Curling décortique le quotidien de deux individus reclus en rase campagne québécoise, elle-même pétrifiée dans un éternel hiver. Même s'il se pique par instants de fièvres artificielles, le film n'en reste pas moins désespérément morne, en proie à un vide d'idées colossal qu'il ne cherche même pas à contourner, et qui finit par l'écraser d'ennui. Denis Côté a bien raison de refuser l'étiquette de nouveau cinéma québécois : il n'arrive pas à la cheville de ses figures de proue.
Noire sur blanc, une autoroute immensément rectiligne fend la bourrasque de décembre.

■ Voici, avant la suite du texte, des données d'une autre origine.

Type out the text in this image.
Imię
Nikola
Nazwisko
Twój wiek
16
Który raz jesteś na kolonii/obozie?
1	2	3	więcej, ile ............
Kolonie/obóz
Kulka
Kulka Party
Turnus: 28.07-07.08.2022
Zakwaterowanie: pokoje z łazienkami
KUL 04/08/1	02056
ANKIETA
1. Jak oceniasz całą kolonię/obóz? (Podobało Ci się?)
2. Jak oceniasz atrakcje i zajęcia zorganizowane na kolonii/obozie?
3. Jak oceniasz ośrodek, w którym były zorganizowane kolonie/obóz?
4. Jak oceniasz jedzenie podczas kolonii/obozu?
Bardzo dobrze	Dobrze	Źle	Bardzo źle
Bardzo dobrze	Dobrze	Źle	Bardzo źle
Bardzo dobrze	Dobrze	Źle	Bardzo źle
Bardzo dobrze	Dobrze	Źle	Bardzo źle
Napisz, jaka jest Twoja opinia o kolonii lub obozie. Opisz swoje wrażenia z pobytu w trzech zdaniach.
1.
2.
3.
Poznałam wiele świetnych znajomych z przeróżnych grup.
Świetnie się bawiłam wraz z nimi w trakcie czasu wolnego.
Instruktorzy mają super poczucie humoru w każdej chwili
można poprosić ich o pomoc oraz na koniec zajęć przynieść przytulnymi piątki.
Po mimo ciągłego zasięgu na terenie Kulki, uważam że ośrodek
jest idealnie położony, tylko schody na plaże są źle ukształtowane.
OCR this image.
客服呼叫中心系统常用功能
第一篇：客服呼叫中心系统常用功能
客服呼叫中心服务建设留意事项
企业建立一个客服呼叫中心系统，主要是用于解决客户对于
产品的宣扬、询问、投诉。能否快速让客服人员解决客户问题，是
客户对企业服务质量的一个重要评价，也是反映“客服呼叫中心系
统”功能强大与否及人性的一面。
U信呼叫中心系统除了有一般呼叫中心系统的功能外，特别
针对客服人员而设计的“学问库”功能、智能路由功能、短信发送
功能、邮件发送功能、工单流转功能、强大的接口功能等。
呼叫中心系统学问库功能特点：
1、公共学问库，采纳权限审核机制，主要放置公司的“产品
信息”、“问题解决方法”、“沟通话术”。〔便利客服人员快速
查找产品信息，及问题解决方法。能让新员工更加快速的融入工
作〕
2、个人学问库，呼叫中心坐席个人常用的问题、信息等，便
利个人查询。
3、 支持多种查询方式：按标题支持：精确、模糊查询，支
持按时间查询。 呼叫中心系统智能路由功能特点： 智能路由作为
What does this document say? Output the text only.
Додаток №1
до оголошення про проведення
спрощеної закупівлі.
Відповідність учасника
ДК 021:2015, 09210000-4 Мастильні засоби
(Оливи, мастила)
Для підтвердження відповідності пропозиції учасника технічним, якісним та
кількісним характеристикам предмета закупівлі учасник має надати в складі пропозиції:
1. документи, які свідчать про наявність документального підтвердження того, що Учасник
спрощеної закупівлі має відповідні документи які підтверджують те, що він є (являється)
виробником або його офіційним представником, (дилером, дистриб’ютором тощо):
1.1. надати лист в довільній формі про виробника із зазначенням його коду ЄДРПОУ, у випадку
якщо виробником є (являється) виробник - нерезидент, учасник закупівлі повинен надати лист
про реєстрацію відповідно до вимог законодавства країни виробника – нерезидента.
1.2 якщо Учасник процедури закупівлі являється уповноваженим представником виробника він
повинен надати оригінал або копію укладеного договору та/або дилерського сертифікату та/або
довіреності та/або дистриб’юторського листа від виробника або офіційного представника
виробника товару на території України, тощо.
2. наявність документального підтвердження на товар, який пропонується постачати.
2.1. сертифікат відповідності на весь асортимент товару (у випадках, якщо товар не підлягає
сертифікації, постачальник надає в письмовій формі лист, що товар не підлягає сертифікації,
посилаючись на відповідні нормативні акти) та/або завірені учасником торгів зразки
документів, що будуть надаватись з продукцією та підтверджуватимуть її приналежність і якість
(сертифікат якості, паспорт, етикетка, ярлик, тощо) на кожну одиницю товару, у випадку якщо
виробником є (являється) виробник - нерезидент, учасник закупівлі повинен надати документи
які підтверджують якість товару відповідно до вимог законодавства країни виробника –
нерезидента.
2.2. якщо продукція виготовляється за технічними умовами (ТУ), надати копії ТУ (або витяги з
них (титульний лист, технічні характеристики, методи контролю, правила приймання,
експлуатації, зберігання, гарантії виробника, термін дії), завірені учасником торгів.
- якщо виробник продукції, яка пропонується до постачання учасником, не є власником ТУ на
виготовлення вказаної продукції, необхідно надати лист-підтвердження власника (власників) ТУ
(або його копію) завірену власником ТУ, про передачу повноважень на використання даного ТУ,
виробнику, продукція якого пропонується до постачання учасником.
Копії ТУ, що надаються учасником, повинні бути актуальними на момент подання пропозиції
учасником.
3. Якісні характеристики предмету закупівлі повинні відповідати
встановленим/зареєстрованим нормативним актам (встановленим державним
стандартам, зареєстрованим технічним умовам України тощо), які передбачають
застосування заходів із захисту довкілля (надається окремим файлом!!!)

Deux miniatures, comme de fragiles automates, marchent à son bord, droit dans la brume. Ils n'ont l'air d'aller nulle part ; ils vont, voilà tout, et avancent dans un silence troublé de hurlements venteux. Une voiture de police s'arrête à leur hauteur, des questions fusent : « Pourquoi ne pas avoir pris votre voiture ? Vous aimez ce froid qui arrache le visage ? » Ce premier plan cristallise l'essence de Curling : l'intrusion de la société dans ses marges, auprès de ces oubliés mutiques, spectres d'une terre ingrate.
Les états nordiques mais surtout Elle veut le chaos, précédents films de Denis Côté, abordaient déjà les thèmes entrecroisés de Curling : de grands espaces dévastés, des personnages discrets, aux vies précaires qui prennent la solitude pour loi. Jean-François et Julyvonne en héritent leur caractère distant, glacé, tous deux encastrés dans l'isolement. Dès lors, plus encore que la société, ce sont perpétuellement les autres qui remettent en cause la petite existence de ces personnages. Ces autres qui s'invitent, qui donnent des leçons, qui réclament des réponses. Ceux-là dont même la mort est un fardeau ; ceux-là qui préfèrent le collectif mensonger à la vérité crue, celle de l'abandon.
Mais la tare est de taille. Méthodiquement, le réalisateur prend soin d'abattre, tels des arbres maigres, tous les espoirs qui planaient sur son film. Lors de sa projection, Denis Côté dit aborder la déconnexion, l'espace intérieur ; le film évide ses personnages comme des fruits trop mûrs, archétypes mous d'une campagne mythifiée, depuis au bas mot trois siècles, comme lieu de vie saine et de bonheurs simples. Côté cite à nouveau au rang ses intentions la création d'un malaise, contraste à cet hiver acadien immaculé et paisible. Mal interprété, confit dans ce qu'il croit être des positions borderline-arty, Curling zone au ras-des-pâquerettes émotionnel. Tant et si bien qu'on finit par mépriser jusqu'à ses efforts démesurés pour créer le sentiment (i.e mise en scène putassière de l'illettrisme de Julyvonne). Toutes les inspirations que le film convoque sont autant de ratages à l'écran qui le crucifient dans l'ennui. Le vide intersidéral - d'idées, de talent, de rythme, de force - qu'il salive sur son passage arrache au public des soupirs désolés. D'énièmes pseudo-évènements, sucrettes jetées aux spectateurs, font semblant de nous intéresser : une intrigue de meurtre miteuse par-ci, une prostituée terne par-là. Les rarissimes instants de grâce de Curling (notamment la scène du tigre) n'entament pas l'impression finale d'un échec bouffi, hautain et peinturluré de fautes, comme une vieille femme fripée qui perfectionne sa moue.